Mixed Strategy Nash Equilibrium in this game?

Question

         L (q)  R (1-q)
l (p)   [(2, 1), (0, 1)]
r (1-p) [(-1, 0), (1,7)]

I'm having a lot of trouble understanding what the mixed strategy nash equilibrium is exactly in this game. What I've done thus far is found that Player 1 will play "l" with probability p=1 :

$$ E_1[L] = E_2[R] \\ 1p 0(1-p) = 1p + 7(1-p) \\ 7p = 7 \\ p = 1 $$

Then, when solving for player 2, I get that they will mix with strategy q = 1/4:

$$ E_1[l] = E_1[r] \\ 2q + 0(1-q) = -1q + 1(1-q) \\ 2q = -2q + 1 \\ 4q = 1 \\ q=1/4 $$

However, in the solution I was given when trying this problem, it says that the Mixed NE is in fact:

$$ \textrm {\{l, q*L + (1-q)*R\} where } q \in [1/4, 1] $$

I'm not quite understanding why in this situation q isn't simply 1/4 and instead includes all values of q above 1/4. Also, if player 1 has the strategy of always choosing "l", in that case wouldn't it at least make sense that q could just be any number [0,1] since player 2 would always be indifferent between the payoff of 1 they would receive from (2,1) or (0,1)?

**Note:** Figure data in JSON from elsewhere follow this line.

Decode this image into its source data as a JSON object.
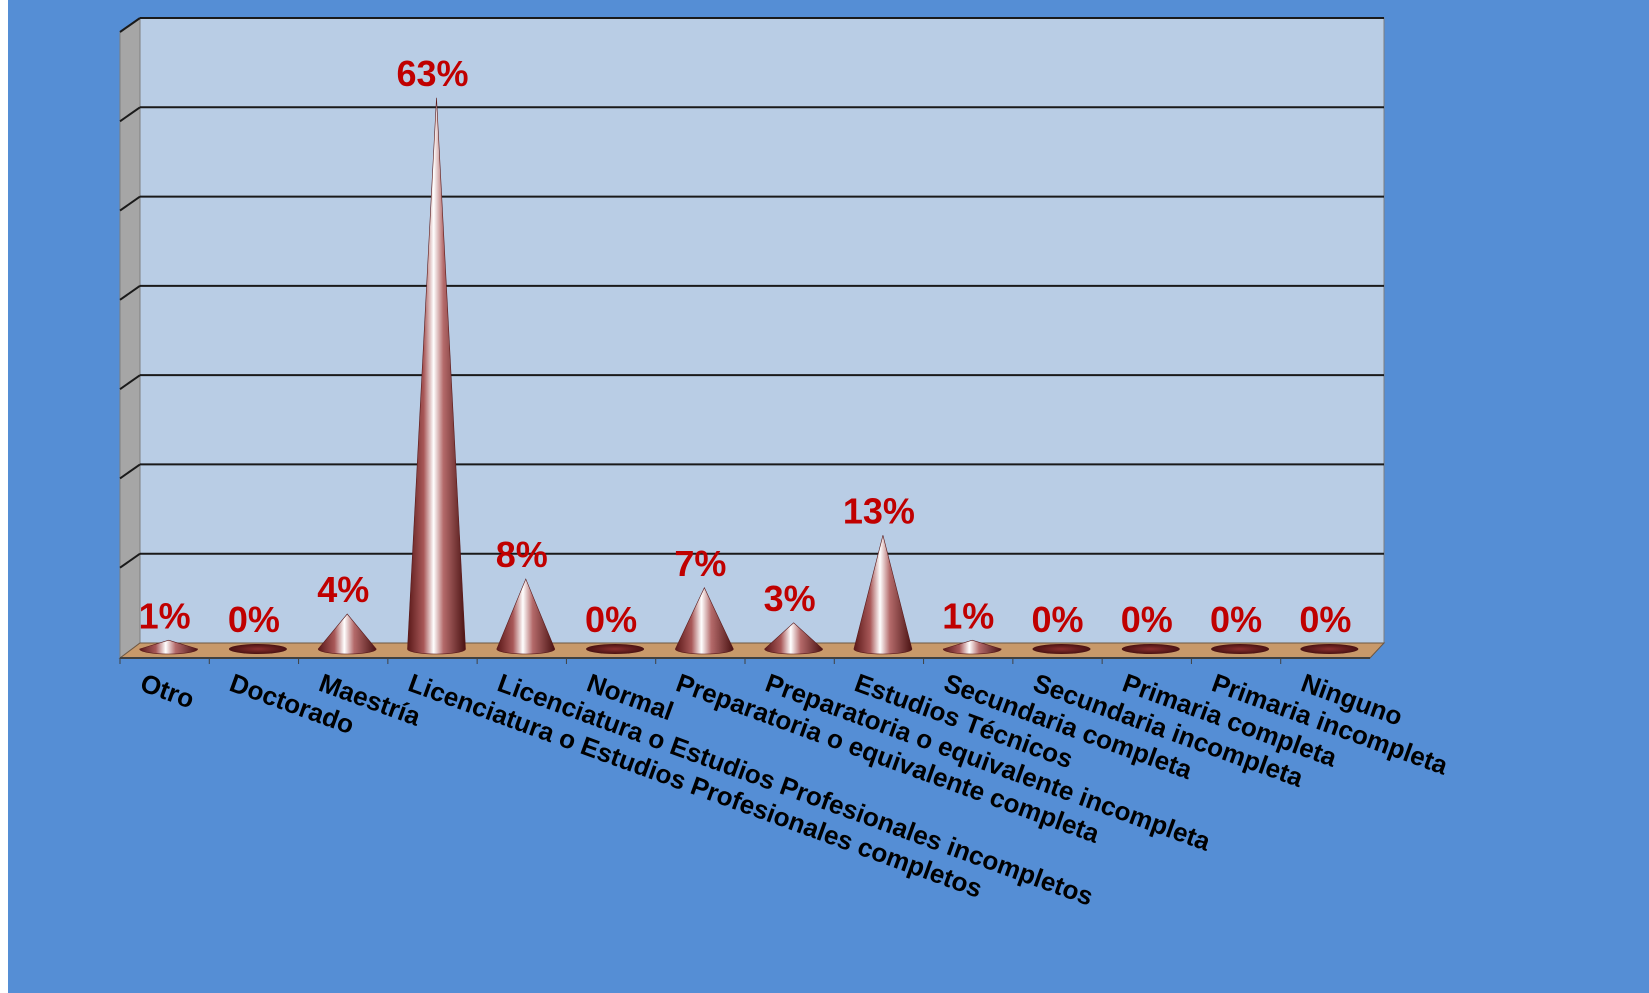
{
  "chart_data": {
    "type": "bar",
    "style": "3d-cone",
    "title": "",
    "xlabel": "",
    "ylabel": "",
    "ylim": [
      0,
      70
    ],
    "grid": true,
    "categories": [
      "Otro",
      "Doctorado",
      "Maestría",
      "Licenciatura o Estudios Profesionales completos",
      "Licenciatura o Estudios Profesionales incompletos",
      "Normal",
      "Preparatoria o equivalente completa",
      "Preparatoria o equivalente incompleta",
      "Estudios Técnicos",
      "Secundaria completa",
      "Secundaria incompleta",
      "Primaria completa",
      "Primaria incompleta",
      "Ninguno"
    ],
    "values": [
      1,
      0,
      4,
      63,
      8,
      0,
      7,
      3,
      13,
      1,
      0,
      0,
      0,
      0
    ],
    "data_labels": [
      "1%",
      "0%",
      "4%",
      "63%",
      "8%",
      "0%",
      "7%",
      "3%",
      "13%",
      "1%",
      "0%",
      "0%",
      "0%",
      "0%"
    ],
    "colors": {
      "background": "#558ed5",
      "plot_area": "#b9cde5",
      "floor": "#c8996a",
      "cone_dark": "#6b1f1f",
      "cone_light": "#ffffff",
      "data_label": "#c00000",
      "gridline": "#1a1a1a",
      "side_wall": "#a6a6a6"
    }
  }
}
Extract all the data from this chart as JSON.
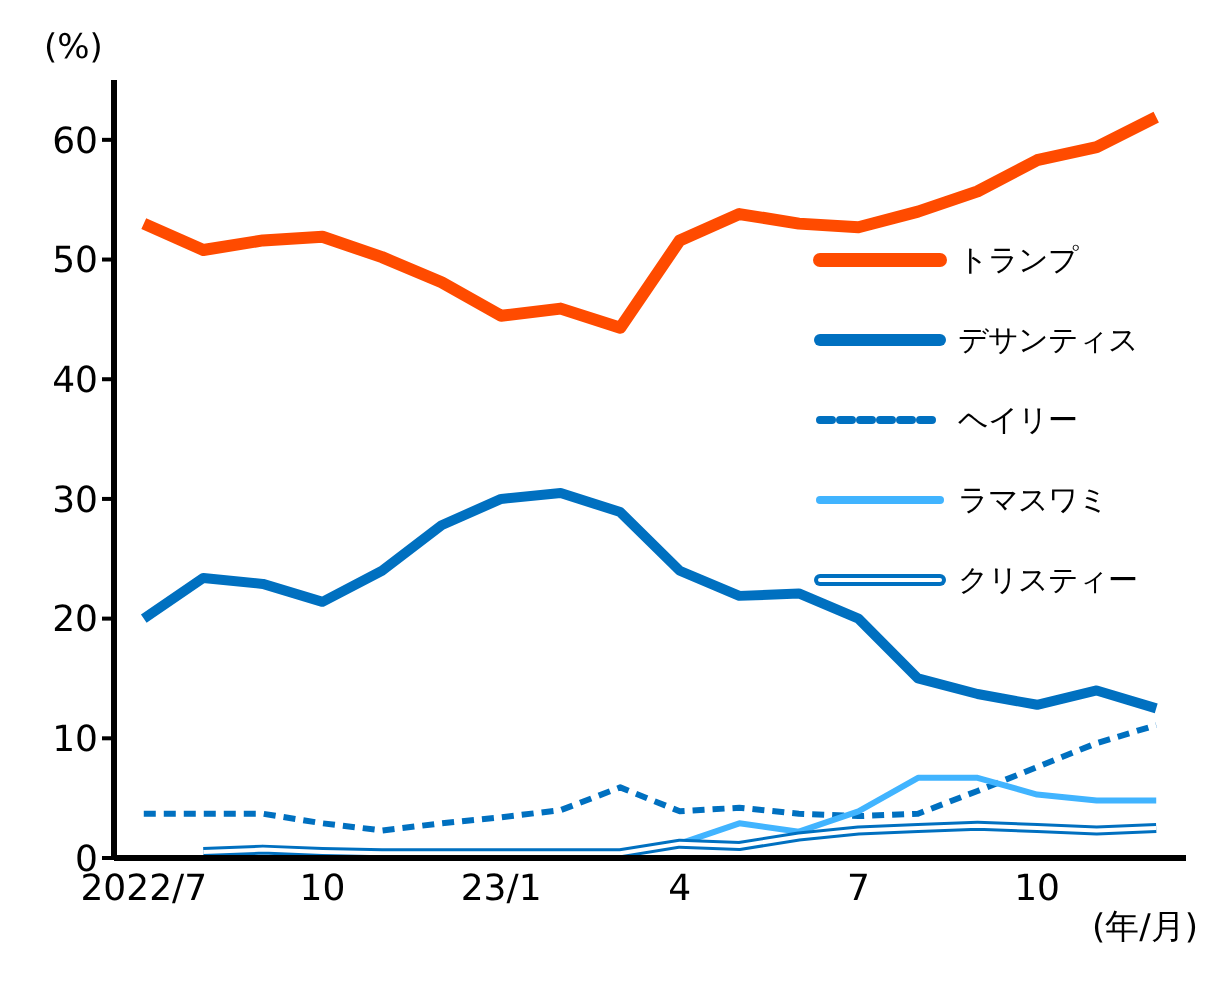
{
  "chart_data": {
    "type": "line",
    "ylabel": "(%)",
    "xlabel": "(年/月)",
    "categories": [
      "2022/7",
      null,
      null,
      "10",
      null,
      null,
      "23/1",
      null,
      null,
      "4",
      null,
      null,
      "7",
      null,
      null,
      "10",
      null,
      null
    ],
    "series": [
      {
        "name": "トランプ",
        "color": "#ff4b00",
        "values": [
          53,
          50.8,
          51.6,
          51.9,
          50.2,
          48.1,
          45.3,
          45.9,
          44.3,
          51.6,
          53.8,
          53,
          52.7,
          54,
          55.7,
          58.3,
          59.4,
          61.9
        ]
      },
      {
        "name": "デサンティス",
        "color": "#0070c0",
        "values": [
          20,
          23.4,
          22.9,
          21.4,
          24,
          27.8,
          30,
          30.5,
          28.9,
          24,
          21.9,
          22.1,
          20,
          15,
          13.7,
          12.8,
          14,
          12.5
        ]
      },
      {
        "name": "ヘイリー",
        "color": "#0070c0",
        "line_style": "dashed",
        "values": [
          3.7,
          3.7,
          3.7,
          2.9,
          2.3,
          2.9,
          3.4,
          4,
          5.9,
          3.9,
          4.2,
          3.7,
          3.5,
          3.7,
          5.6,
          7.6,
          9.6,
          11.1
        ]
      },
      {
        "name": "ラマスワミ",
        "color": "#41b4ff",
        "values": [
          null,
          null,
          null,
          null,
          null,
          null,
          null,
          null,
          0.3,
          1.2,
          2.9,
          2.2,
          3.9,
          6.7,
          6.7,
          5.3,
          4.8,
          4.8
        ]
      },
      {
        "name": "クリスティー",
        "color": "#0070c0",
        "values": [
          null,
          0.5,
          0.7,
          0.5,
          0.4,
          0.4,
          0.4,
          0.4,
          0.4,
          1.2,
          1.0,
          1.8,
          2.3,
          2.5,
          2.7,
          2.5,
          2.3,
          2.5
        ]
      }
    ],
    "ylim": [
      0,
      65
    ],
    "yticks": [
      0,
      10,
      20,
      30,
      40,
      50,
      60
    ],
    "grid": false,
    "legend": "right",
    "marker": "none",
    "line_style": "solid"
  }
}
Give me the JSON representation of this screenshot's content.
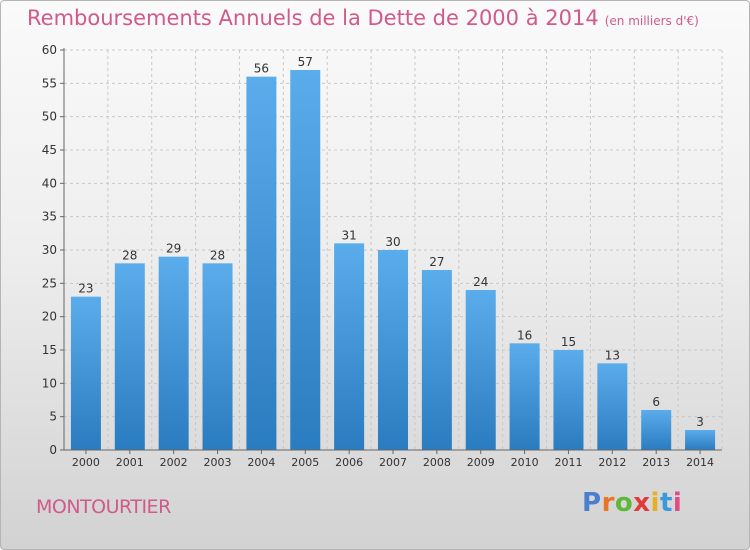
{
  "chart_data": {
    "type": "bar",
    "title": "Remboursements Annuels de la Dette de 2000 à 2014",
    "subtitle": "(en milliers d'€)",
    "categories": [
      "2000",
      "2001",
      "2002",
      "2003",
      "2004",
      "2005",
      "2006",
      "2007",
      "2008",
      "2009",
      "2010",
      "2011",
      "2012",
      "2013",
      "2014"
    ],
    "values": [
      23,
      28,
      29,
      28,
      56,
      57,
      31,
      30,
      27,
      24,
      16,
      15,
      13,
      6,
      3
    ],
    "ylim": [
      0,
      60
    ],
    "yticks": [
      0,
      5,
      10,
      15,
      20,
      25,
      30,
      35,
      40,
      45,
      50,
      55,
      60
    ],
    "grid": true,
    "bar_color": "#3a8ed4"
  },
  "footer": {
    "commune": "MONTOURTIER",
    "logo_letters": [
      "P",
      "r",
      "o",
      "x",
      "i",
      "t",
      "i"
    ],
    "logo_colors": [
      "#4a7fd0",
      "#e8742a",
      "#5fb83a",
      "#e03a3a",
      "#e8b020",
      "#3a9ad8",
      "#e04a8a"
    ]
  },
  "colors": {
    "title": "#d05a8a",
    "axis": "#333333",
    "grid": "#c8c8c8"
  }
}
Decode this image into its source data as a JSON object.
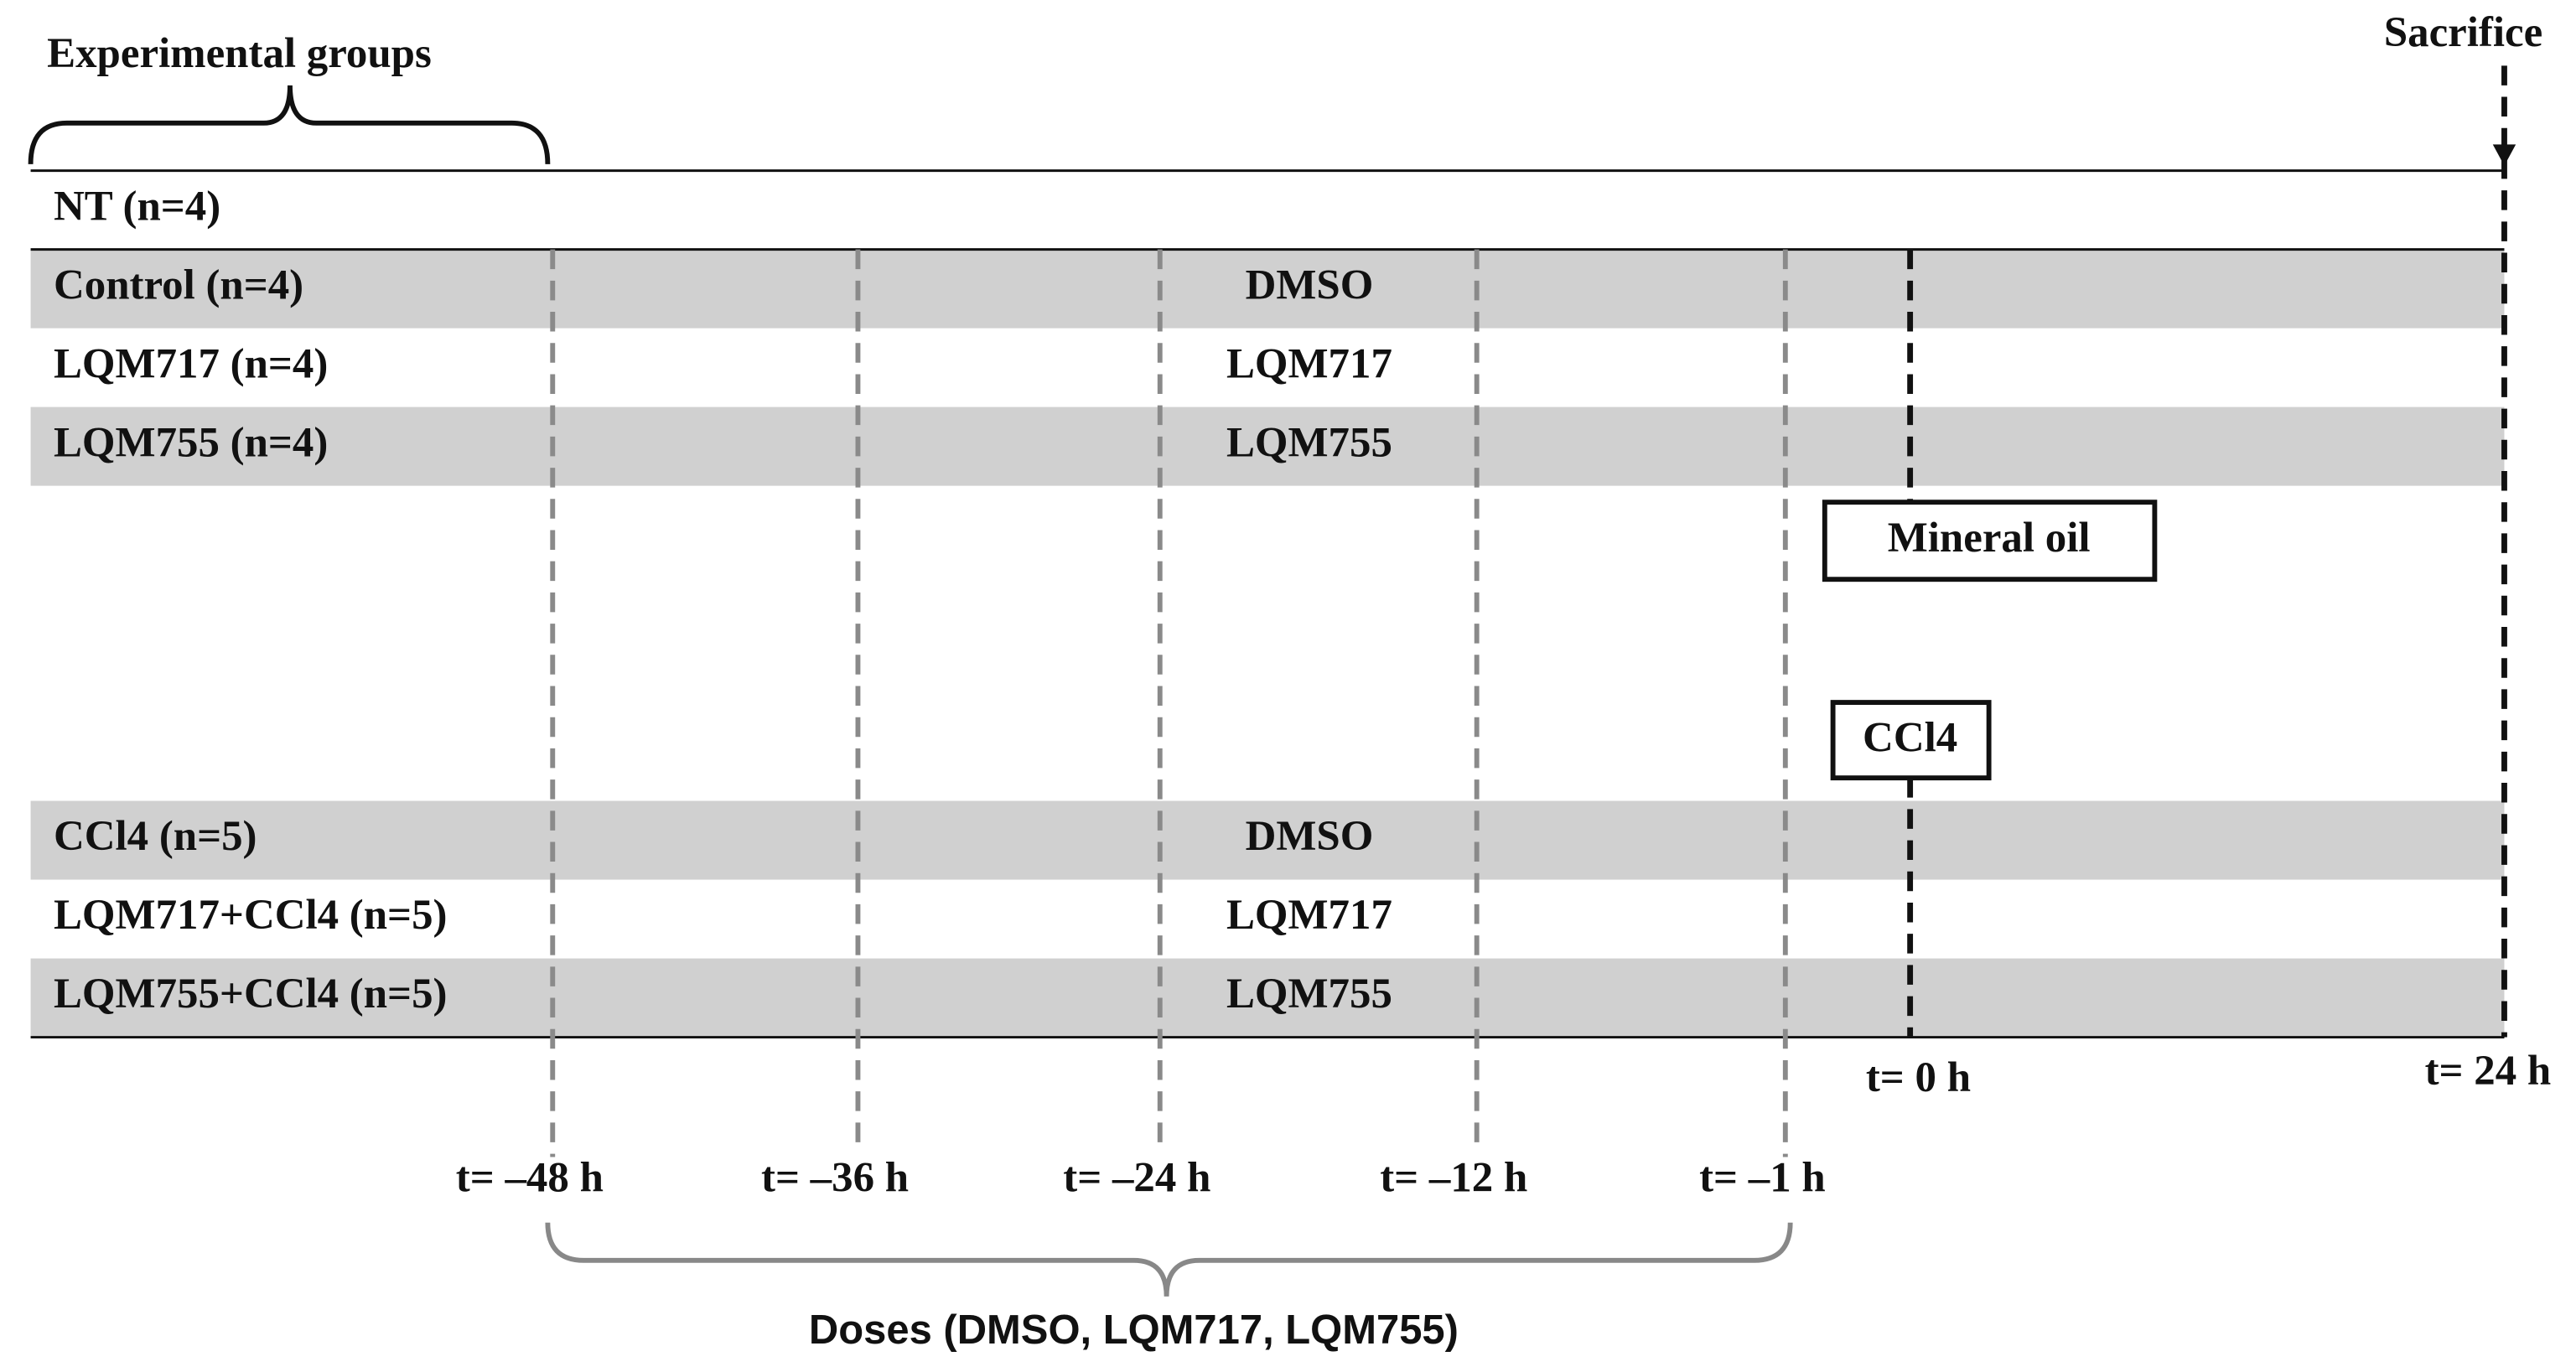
{
  "title": "Experimental groups",
  "sacrifice": "Sacrifice",
  "groups": [
    {
      "label": "NT (n=4)",
      "treatment": null
    },
    {
      "label": "Control (n=4)",
      "treatment": "DMSO"
    },
    {
      "label": "LQM717 (n=4)",
      "treatment": "LQM717"
    },
    {
      "label": "LQM755 (n=4)",
      "treatment": "LQM755"
    },
    {
      "label": "CCl4 (n=5)",
      "treatment": "DMSO"
    },
    {
      "label": "LQM717+CCl4 (n=5)",
      "treatment": "LQM717"
    },
    {
      "label": "LQM755+CCl4 (n=5)",
      "treatment": "LQM755"
    }
  ],
  "inducers": [
    "Mineral  oil",
    "CCl4"
  ],
  "dose_times": [
    "t= –48 h",
    "t= –36 h",
    "t= –24 h",
    "t= –12 h",
    "t= –1 h"
  ],
  "induction_time": "t= 0 h",
  "sacrifice_time": "t= 24 h",
  "doses_label": "Doses (DMSO, LQM717, LQM755)"
}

Sorry if this is too simple of a problem to post here, I'm sure there is a simple explanation here that I'm just not getting but this problem has been annoying me for a little while and I'd appreciate any help!

Answer 1

I think, there is a problem with the method that you chose.

Let me first explain why for any $q\in [1/4,1]$, $(1,q)$ is indeed a Nash equilibrium. First, as you say, if $p=1$ then whatever second player is doing, his gain will be $1$. Second, let us prove that if $q\in [1/4,1]$, then indeed the best response for the first player is to chose $p=1$. I.e. we need to prove that

$2\cdot q\ge 2\cdot p\cdot q+ (1-p)\cdot (-q+1-q)=4p\cdot q-2q+1$

this is equivalen to say that $4q(1-p)\ge 1-p$. But this is indeed true since $q\ge 1/4$.

Also, it is easy to see that the pure strategy $(1,0)$ is not a Nash equilibrium. Indeed if second player plays $R$, the first player should play $r$.

In other words, the answer that was given to you is correct. It seems to me that the problem is that you treat this game as if it were a zero sum game... (in which case your method would work correctly)

Answer 2

In general, one should always look for strictly dominant/dominated strategies first as this can simplify the game considerably especially when there are more actions available to each player. Then pure strategy Nash equilibria should be found as these will also give insight into any possible mixed strategies.

There are no strictly dominant or dominated strategies for either player, but $\{R\}$ is a weakly dominant strategy for Player 2 (and is highly relevant if the game is repeated).

If Player 1 mixes strategies $\{l,r\}$ or plays $\{r\}$ exclusively, Player 2's BR (best response) is $\{R\}$, and so there is a pure strategy NE $(r,R)$.

To get anything different P1 plays $\{l\}$ exclusively, in which case P2 is indifferent to L and R, and so can play a mixed strategy.

P1's utilities for his two actions (depending on P2's mix) are:

$u(l) = 2q $ and $u(r) = -q - (1-q) = 1-2q$ and since $u(l) - u(r) = 4q - 1 < 0$ for $q<\frac{1}{4}$, so in this case Player 1 should play $\{r\}$ and Player 2's BR is then $\{R\}$, i.e. the pure strategy NE seen before. For $q > \frac{1}{4}$, P1's BR is $\{l\}$.

So, it is arguable that mixing strategies with $q > \frac{1}{4}$ is not "really" a BR for Player 2 as he can definitely do at least as well (but not definitely better) by playing $\{R\}$. In real-life there would probably be some exchange of utilities (P2 pays P1) so as to get both player's to readily agree to play $(r,R)$ exclusively as this maximises their total utility. Unfortunately, this game is non-cooperative!

If the game is repeated, however, Player 2 should dig his heels in and insist on playing $\{R\}$ exclusively; Player 1 is then not able to create any credible threats and so is "forced" to play $\{r\}$ exclusively.